April's jobs report is expected to show a spring back in hiring—and in the economy.
It is also the one piece of data traders say could move the clock up on a Fed rate hike, if it is strong enough. But the mood around it turned sour Wednesday, after ADP reported just 169,000 private sector payrolls for April.
While ADP is not an accurate reflection of the government data, it did notch down the odds for a good report in the minds of traders.
Economists, however, still expect a fairly strong number, after March's surprisingly sluggish 126,000 nonfarm payrolls. There are 224,000 nonfarm payrolls expected, and the unemployment rate is projected to fall to 5.4 percent, according to Thomson Reuters.
"What the biggest single predictor of employment is is jobless claims and ADP is a close second," said Joseph LaVorgna, chief economist at Deutsche Bank. But he said he is sticking with his forecast of 225,000.

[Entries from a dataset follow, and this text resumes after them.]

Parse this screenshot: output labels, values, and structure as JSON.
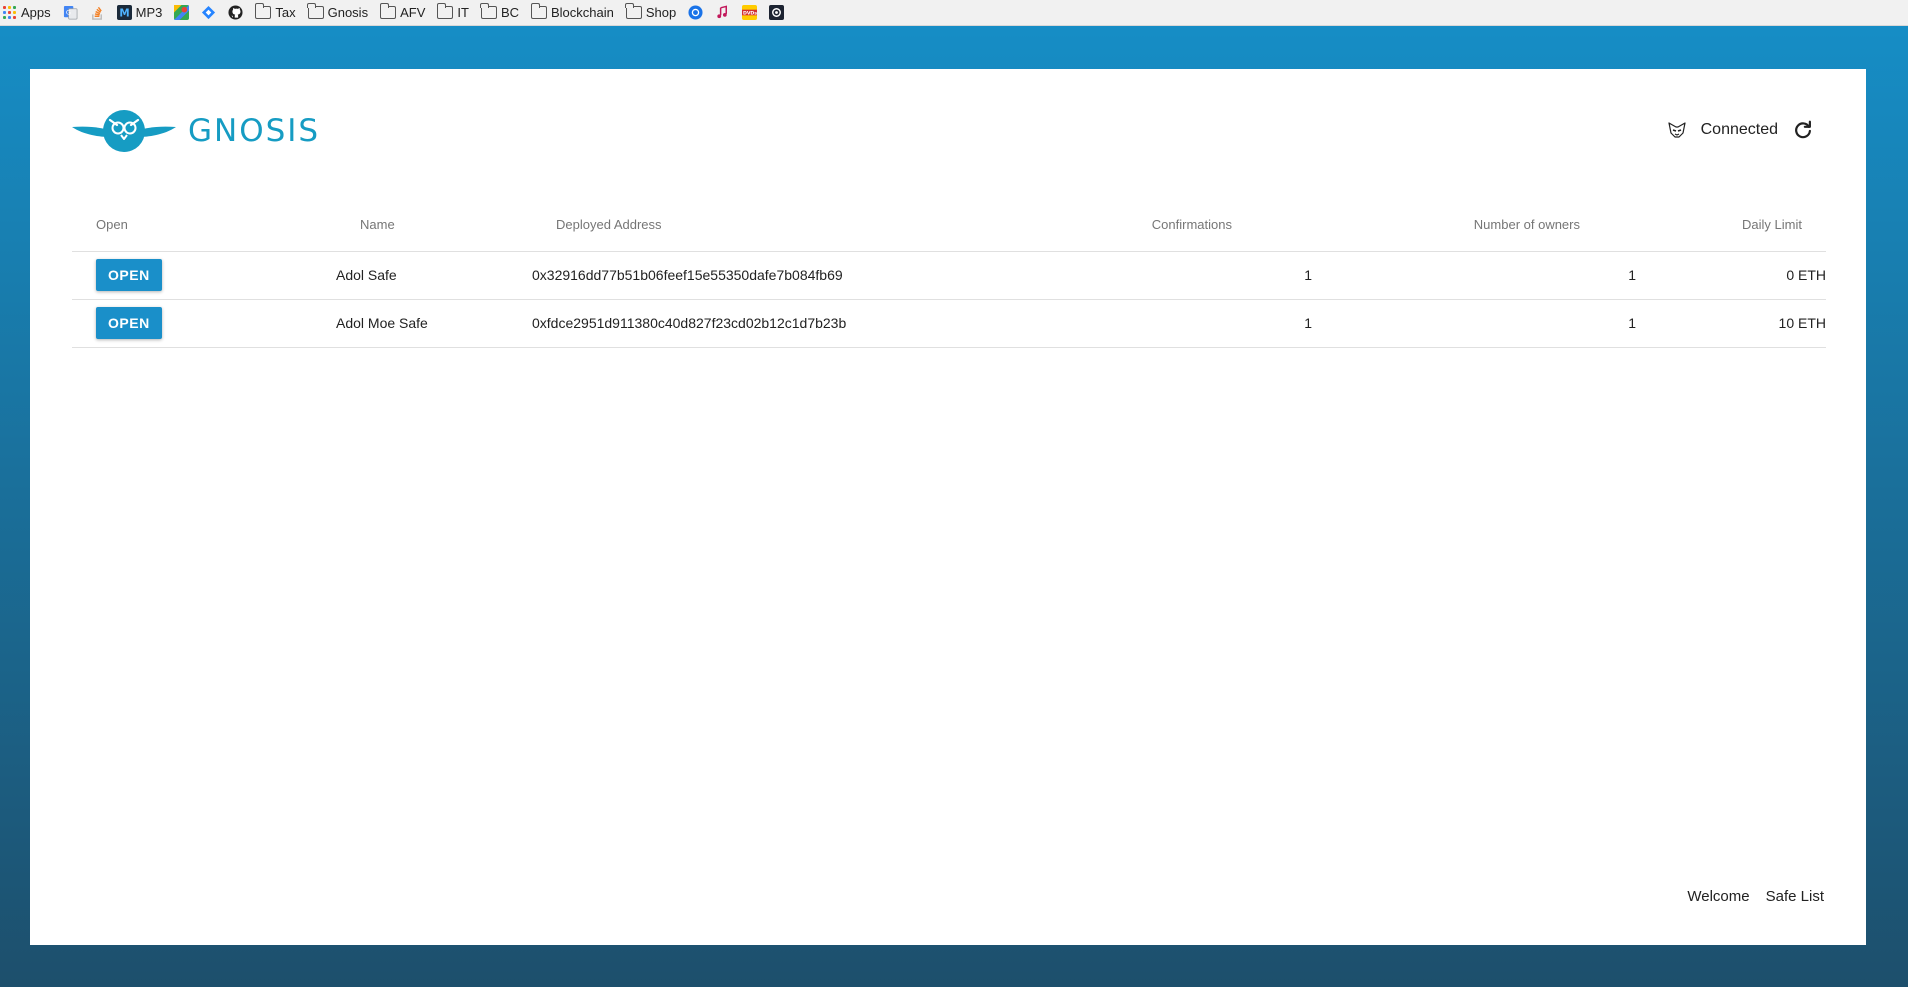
{
  "bookmarks": {
    "apps": "Apps",
    "mp3": "MP3",
    "folders": [
      "Tax",
      "Gnosis",
      "AFV",
      "IT",
      "BC",
      "Blockchain",
      "Shop"
    ],
    "icons": [
      "translate-icon",
      "stackoverflow-icon",
      "maps-icon",
      "jira-icon",
      "github-icon",
      "chrome-icon",
      "music-icon",
      "dvds-icon",
      "dark-app-icon"
    ]
  },
  "header": {
    "logo_text": "GNOSIS",
    "status": "Connected"
  },
  "table": {
    "headers": {
      "open": "Open",
      "name": "Name",
      "address": "Deployed Address",
      "confirmations": "Confirmations",
      "owners": "Number of owners",
      "daily_limit": "Daily Limit"
    },
    "rows": [
      {
        "button": "OPEN",
        "name": "Adol Safe",
        "address": "0x32916dd77b51b06feef15e55350dafe7b084fb69",
        "confirmations": "1",
        "owners": "1",
        "daily_limit": "0 ETH"
      },
      {
        "button": "OPEN",
        "name": "Adol Moe Safe",
        "address": "0xfdce2951d911380c40d827f23cd02b12c1d7b23b",
        "confirmations": "1",
        "owners": "1",
        "daily_limit": "10 ETH"
      }
    ]
  },
  "footer": {
    "welcome": "Welcome",
    "safe_list": "Safe List"
  },
  "colors": {
    "brand": "#169cc3",
    "button": "#1a8fc9",
    "background_top": "#168fc8",
    "background_bottom": "#1d4f6c"
  }
}
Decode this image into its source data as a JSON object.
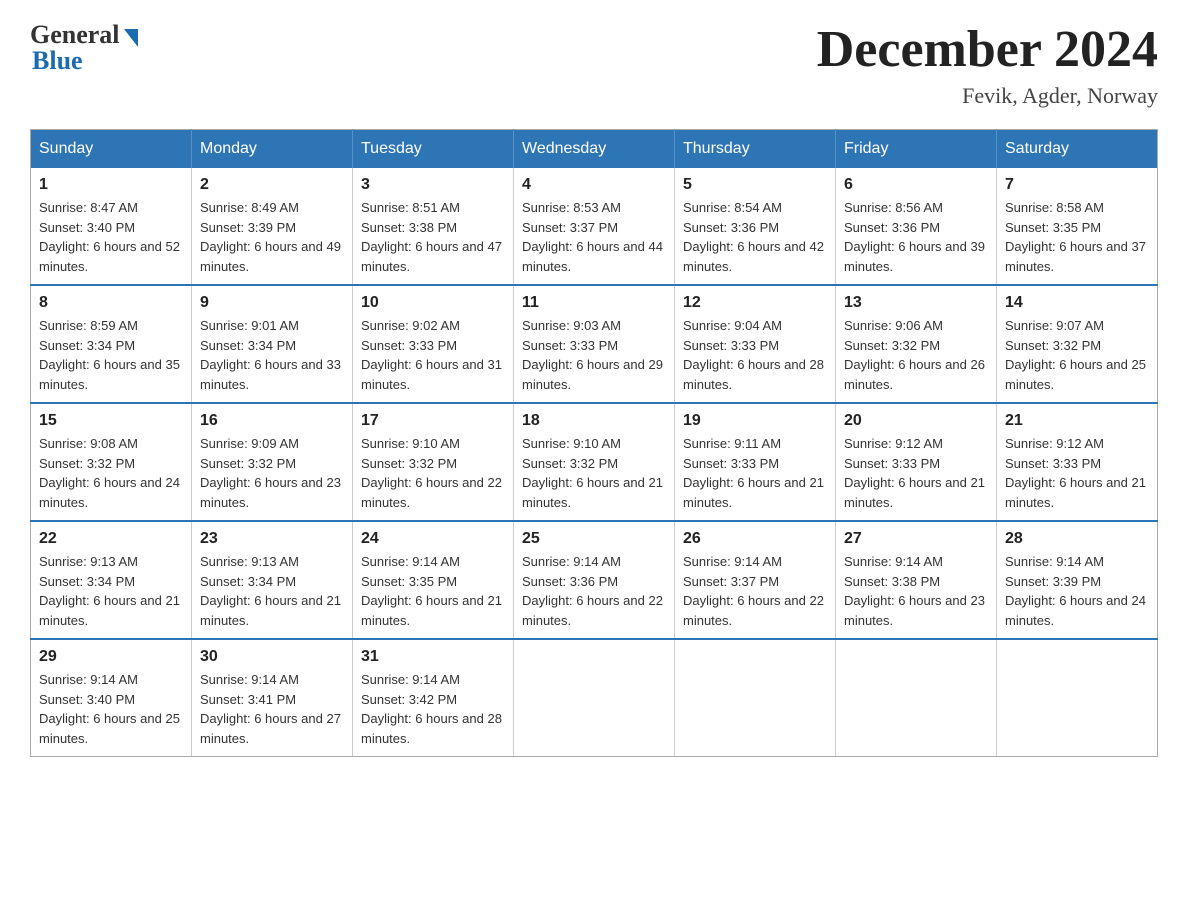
{
  "header": {
    "logo_general": "General",
    "logo_blue": "Blue",
    "month_title": "December 2024",
    "location": "Fevik, Agder, Norway"
  },
  "calendar": {
    "days_of_week": [
      "Sunday",
      "Monday",
      "Tuesday",
      "Wednesday",
      "Thursday",
      "Friday",
      "Saturday"
    ],
    "weeks": [
      [
        {
          "day": "1",
          "sunrise": "8:47 AM",
          "sunset": "3:40 PM",
          "daylight": "6 hours and 52 minutes."
        },
        {
          "day": "2",
          "sunrise": "8:49 AM",
          "sunset": "3:39 PM",
          "daylight": "6 hours and 49 minutes."
        },
        {
          "day": "3",
          "sunrise": "8:51 AM",
          "sunset": "3:38 PM",
          "daylight": "6 hours and 47 minutes."
        },
        {
          "day": "4",
          "sunrise": "8:53 AM",
          "sunset": "3:37 PM",
          "daylight": "6 hours and 44 minutes."
        },
        {
          "day": "5",
          "sunrise": "8:54 AM",
          "sunset": "3:36 PM",
          "daylight": "6 hours and 42 minutes."
        },
        {
          "day": "6",
          "sunrise": "8:56 AM",
          "sunset": "3:36 PM",
          "daylight": "6 hours and 39 minutes."
        },
        {
          "day": "7",
          "sunrise": "8:58 AM",
          "sunset": "3:35 PM",
          "daylight": "6 hours and 37 minutes."
        }
      ],
      [
        {
          "day": "8",
          "sunrise": "8:59 AM",
          "sunset": "3:34 PM",
          "daylight": "6 hours and 35 minutes."
        },
        {
          "day": "9",
          "sunrise": "9:01 AM",
          "sunset": "3:34 PM",
          "daylight": "6 hours and 33 minutes."
        },
        {
          "day": "10",
          "sunrise": "9:02 AM",
          "sunset": "3:33 PM",
          "daylight": "6 hours and 31 minutes."
        },
        {
          "day": "11",
          "sunrise": "9:03 AM",
          "sunset": "3:33 PM",
          "daylight": "6 hours and 29 minutes."
        },
        {
          "day": "12",
          "sunrise": "9:04 AM",
          "sunset": "3:33 PM",
          "daylight": "6 hours and 28 minutes."
        },
        {
          "day": "13",
          "sunrise": "9:06 AM",
          "sunset": "3:32 PM",
          "daylight": "6 hours and 26 minutes."
        },
        {
          "day": "14",
          "sunrise": "9:07 AM",
          "sunset": "3:32 PM",
          "daylight": "6 hours and 25 minutes."
        }
      ],
      [
        {
          "day": "15",
          "sunrise": "9:08 AM",
          "sunset": "3:32 PM",
          "daylight": "6 hours and 24 minutes."
        },
        {
          "day": "16",
          "sunrise": "9:09 AM",
          "sunset": "3:32 PM",
          "daylight": "6 hours and 23 minutes."
        },
        {
          "day": "17",
          "sunrise": "9:10 AM",
          "sunset": "3:32 PM",
          "daylight": "6 hours and 22 minutes."
        },
        {
          "day": "18",
          "sunrise": "9:10 AM",
          "sunset": "3:32 PM",
          "daylight": "6 hours and 21 minutes."
        },
        {
          "day": "19",
          "sunrise": "9:11 AM",
          "sunset": "3:33 PM",
          "daylight": "6 hours and 21 minutes."
        },
        {
          "day": "20",
          "sunrise": "9:12 AM",
          "sunset": "3:33 PM",
          "daylight": "6 hours and 21 minutes."
        },
        {
          "day": "21",
          "sunrise": "9:12 AM",
          "sunset": "3:33 PM",
          "daylight": "6 hours and 21 minutes."
        }
      ],
      [
        {
          "day": "22",
          "sunrise": "9:13 AM",
          "sunset": "3:34 PM",
          "daylight": "6 hours and 21 minutes."
        },
        {
          "day": "23",
          "sunrise": "9:13 AM",
          "sunset": "3:34 PM",
          "daylight": "6 hours and 21 minutes."
        },
        {
          "day": "24",
          "sunrise": "9:14 AM",
          "sunset": "3:35 PM",
          "daylight": "6 hours and 21 minutes."
        },
        {
          "day": "25",
          "sunrise": "9:14 AM",
          "sunset": "3:36 PM",
          "daylight": "6 hours and 22 minutes."
        },
        {
          "day": "26",
          "sunrise": "9:14 AM",
          "sunset": "3:37 PM",
          "daylight": "6 hours and 22 minutes."
        },
        {
          "day": "27",
          "sunrise": "9:14 AM",
          "sunset": "3:38 PM",
          "daylight": "6 hours and 23 minutes."
        },
        {
          "day": "28",
          "sunrise": "9:14 AM",
          "sunset": "3:39 PM",
          "daylight": "6 hours and 24 minutes."
        }
      ],
      [
        {
          "day": "29",
          "sunrise": "9:14 AM",
          "sunset": "3:40 PM",
          "daylight": "6 hours and 25 minutes."
        },
        {
          "day": "30",
          "sunrise": "9:14 AM",
          "sunset": "3:41 PM",
          "daylight": "6 hours and 27 minutes."
        },
        {
          "day": "31",
          "sunrise": "9:14 AM",
          "sunset": "3:42 PM",
          "daylight": "6 hours and 28 minutes."
        },
        null,
        null,
        null,
        null
      ]
    ]
  }
}
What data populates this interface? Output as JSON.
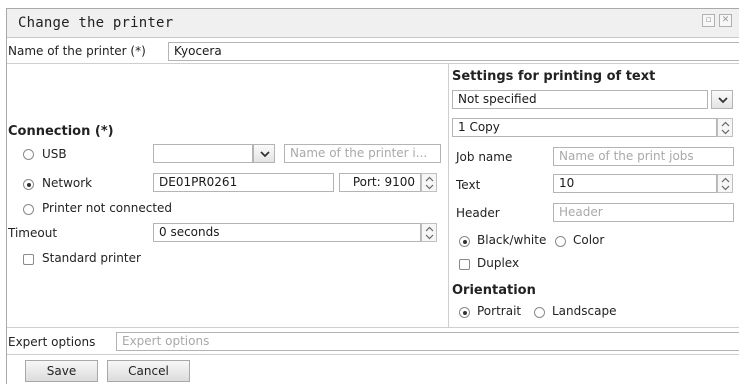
{
  "window": {
    "title": "Change the printer"
  },
  "printer_name": {
    "label": "Name of the printer (*)",
    "value": "Kyocera"
  },
  "connection": {
    "heading": "Connection (*)",
    "usb": {
      "label": "USB",
      "selected": false,
      "dropdown_value": "",
      "name_placeholder": "Name of the printer i..."
    },
    "network": {
      "label": "Network",
      "selected": true,
      "address": "DE01PR0261",
      "port": "Port: 9100"
    },
    "not_connected": {
      "label": "Printer  not connected",
      "selected": false
    },
    "timeout": {
      "label": "Timeout",
      "value": "0 seconds"
    },
    "standard_printer": {
      "label": "Standard printer",
      "checked": false
    }
  },
  "text_settings": {
    "heading": "Settings for printing of text",
    "mode": "Not specified",
    "copies": "1 Copy",
    "job_name": {
      "label": "Job name",
      "placeholder": "Name of the print jobs"
    },
    "text": {
      "label": "Text",
      "value": "10"
    },
    "header": {
      "label": "Header",
      "placeholder": "Header"
    },
    "color_mode": {
      "bw_label": "Black/white",
      "color_label": "Color",
      "selected": "Black/white"
    },
    "duplex": {
      "label": "Duplex",
      "checked": false
    }
  },
  "orientation": {
    "heading": "Orientation",
    "portrait_label": "Portrait",
    "landscape_label": "Landscape",
    "selected": "Portrait"
  },
  "expert": {
    "label": "Expert options",
    "placeholder": "Expert options"
  },
  "buttons": {
    "save": "Save",
    "cancel": "Cancel"
  }
}
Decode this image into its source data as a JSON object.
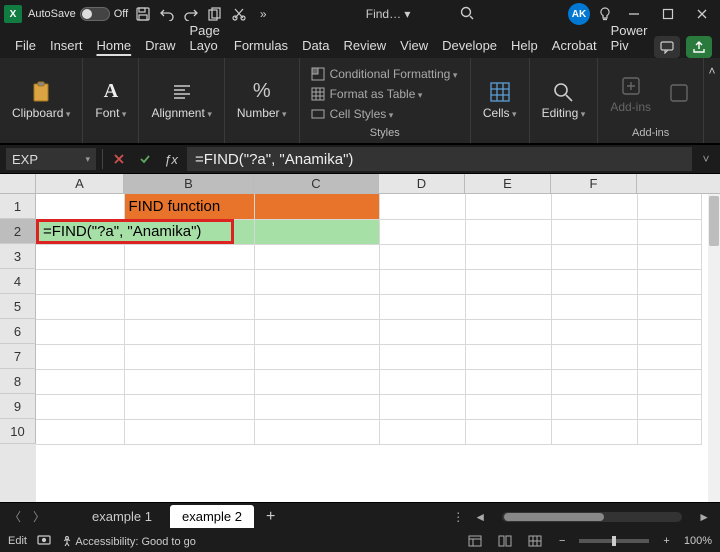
{
  "titlebar": {
    "app_initial": "X",
    "autosave_label": "AutoSave",
    "autosave_state": "Off",
    "doc_name": "Find…",
    "user_initials": "AK"
  },
  "tabs": {
    "items": [
      "File",
      "Insert",
      "Home",
      "Draw",
      "Page Layo",
      "Formulas",
      "Data",
      "Review",
      "View",
      "Develope",
      "Help",
      "Acrobat",
      "Power Piv"
    ],
    "active_index": 2
  },
  "ribbon": {
    "clipboard": "Clipboard",
    "font": "Font",
    "alignment": "Alignment",
    "number": "Number",
    "styles": "Styles",
    "cond_fmt": "Conditional Formatting",
    "fmt_table": "Format as Table",
    "cell_styles": "Cell Styles",
    "cells": "Cells",
    "editing": "Editing",
    "addins": "Add-ins",
    "addins_group": "Add-ins"
  },
  "formula_bar": {
    "name_box": "EXP",
    "formula": "=FIND(\"?a\", \"Anamika\")"
  },
  "grid": {
    "columns": [
      "A",
      "B",
      "C",
      "D",
      "E",
      "F"
    ],
    "rows": [
      "1",
      "2",
      "3",
      "4",
      "5",
      "6",
      "7",
      "8",
      "9",
      "10"
    ],
    "b1": "FIND function",
    "b2_display": "=FIND(\"?a\", \"Anamika\")",
    "active_cell": "B2"
  },
  "sheet_bar": {
    "tabs": [
      "example 1",
      "example 2"
    ],
    "active_index": 1
  },
  "status": {
    "mode": "Edit",
    "accessibility": "Accessibility: Good to go",
    "zoom": "100%"
  }
}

The wild card in Friday's number could be the average hourly wages. Anything to do with potential wage inflation has caught the market's attention, like last week's surprise 0.7 percent rise in the employment cost index. LaVorgna expects hourly wages to rise by 0.2 percent.
"There hasn't been much shift in the trend. My guess is you're probably up two-tenths. That's the pattern. One of these months, we're going to see a bigger-than-expected number and some upward revisions," he said. "It's going to happen at some point if the labor market tightens enough. They're going to bid wages up."
Markets are focused on the wage number, in some ways even more than the overall nonfarm payrolls since wage inflation is seen as one thing that could get the Fed to move toward hiking rates.
The first quarter turned out much weaker than expected, and economists now see a contraction of about 0.4 percent in first-quarter GDP when revisions are reported later this month. "If it's a weak number ... then people are going to question the extent of the Q2 snapback. I have to tell you now, I'm not looking for a major snapback, not compared to last year," he said.
LaVorgna said he expects growth in the mid 2 percent range but it should pick up later in the year.
"I don't think we'll be negative two quarters in a row, or close to zero. I don't see a recession on the horizon. We're being hit by the big drop in energy capex, the port strike has hurt and the dollar. Those things are likely to keep growth in Q2 lower than last year and lower than Q3," said LaVorgna.
Ethan Harris, co-head of global economics research at Bank of America Merrill Lynch, said he expects to see 235,000 nonfarm payrolls and an unemployment rate of 5.4 percent. He also ratcheted down his forecast for second-quarter growth recently to 2.5 percent from 3.5 percent.
"We're basically looking for a makeup number," said Harris. "If you look at the broad tone of the labor market data, it looks quite healthy. It kind of stands out. Jobless claims remain extremely low. Survey-type measures suggest healthy growth. The job market has sailed through the soft patch pretty well. We're expecting a number that is kind of bounce back."
Harris, however, said there is some underlying weakness in the economy that isn't just from weather or other temporary factors like the port strike. He expects improvement by the second half, but weakness could linger in the current quarter.
"We do think the dollar move has had a bigger impact on growth than we thought. We're also conceding to some degree that the oil price impact is having more of a mixed impact rather than a positive impact on growth. We think the shock to the mining sector matches the stimulus to the consumer from lower oil prices. While historically, the consumer response is bigger, when oil prices collapse," Harris said.